Une mixture bizarre, une vendeuse aux compétences douteuses et, chantilly sur le gâteau, des vidéos de préparations filmées et postées sur TikTok. Il ne fallait pas chercher loin pour faire le buzz, comme dirait la Gen Z.
Après la bataille des mille et une dermatos de TikTok, alias les vendeuses de savons miracles, place maintenant aux vendeuses de chantilly. Levons tout de suite tout amalgame ! Non, il ne s’agit pas de la crème fouettée sucrée venue tout droit de la ville de Chantilly en France, au risque d’en décevoir mes amis les Diobène. La chantilly vendue sur TikTok est tout sauf destinée au ventre. Les ingrédients qui la composent feraient fuir n’importe quel gourmand : clous de girofle, oranges, pommes… Bref, on croirait plus lire la recette d’une salade de fruits improvisée qu’un produit cosmétique digne de ce nom. Pourtant, la chantilly cosmétique, la vraie, est une texture légère et aérienne obtenue en fouettant un beurre végétal (comme le karité ou le coco) avec des huiles végétales.

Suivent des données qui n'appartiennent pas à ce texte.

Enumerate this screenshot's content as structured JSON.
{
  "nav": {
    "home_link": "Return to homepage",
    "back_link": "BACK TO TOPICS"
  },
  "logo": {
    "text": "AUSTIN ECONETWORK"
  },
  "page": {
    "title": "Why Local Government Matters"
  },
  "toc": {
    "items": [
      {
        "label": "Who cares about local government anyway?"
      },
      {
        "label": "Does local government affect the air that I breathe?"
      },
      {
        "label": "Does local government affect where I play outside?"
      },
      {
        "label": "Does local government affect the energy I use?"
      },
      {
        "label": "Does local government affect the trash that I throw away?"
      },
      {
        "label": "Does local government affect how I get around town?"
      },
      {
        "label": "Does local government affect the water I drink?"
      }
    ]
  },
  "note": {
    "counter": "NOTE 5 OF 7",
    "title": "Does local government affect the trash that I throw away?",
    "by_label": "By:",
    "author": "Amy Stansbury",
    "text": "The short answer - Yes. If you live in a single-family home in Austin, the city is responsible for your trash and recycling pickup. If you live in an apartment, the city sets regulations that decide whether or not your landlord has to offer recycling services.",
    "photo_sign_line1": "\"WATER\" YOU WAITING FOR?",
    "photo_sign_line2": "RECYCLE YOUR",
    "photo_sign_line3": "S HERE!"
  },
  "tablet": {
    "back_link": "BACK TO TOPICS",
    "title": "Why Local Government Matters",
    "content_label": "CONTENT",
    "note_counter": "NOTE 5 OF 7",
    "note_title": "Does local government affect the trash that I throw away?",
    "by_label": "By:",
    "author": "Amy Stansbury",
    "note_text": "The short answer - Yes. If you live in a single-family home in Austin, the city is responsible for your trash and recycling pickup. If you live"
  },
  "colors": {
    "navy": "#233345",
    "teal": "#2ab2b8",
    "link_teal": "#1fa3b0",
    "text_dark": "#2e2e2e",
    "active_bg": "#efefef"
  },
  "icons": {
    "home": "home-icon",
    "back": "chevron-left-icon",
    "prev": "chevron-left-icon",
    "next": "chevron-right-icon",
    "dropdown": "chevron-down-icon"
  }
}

Le processus incorpore de l’air pour créer une crème onctueuse, fondante, facile à appliquer sur la peau comme sur les cheveux. Elle sert à hydrater, nourrir, protéger, réparer. En théorie. Mais comme d’habitude, nos chimistes de Tiktok s’y adonnent à cœur joie, mélangeant tout et n’importe quoi sans aucun contrôle de qualité, sans aucune notion d’hygiène et encore moins de dosage. Depuis trois jours, ils rivalisent d’astuces, de stratagèmes et de faux airs de professionnelles pour exhiber leur prétendu savoir-faire. Sans gants, sans masques, sans matériel adapté. Rien. Juste un bagout bien rodé, quelques diplômes brandis comme des talismans et… la mayonnaise prend. Ou plutôt le mélange. Cet intérêt autour de ce produit rappelle à bien des égards celui suscité par les savons dits « naturels » ou encore les produits grossissants vendus sur le réseau social chinois. Mais au Sénégal, il faut croire que maitriser l’art du « jaamb » (mélange) est devenu LA potion magique pour se faire de l’argent.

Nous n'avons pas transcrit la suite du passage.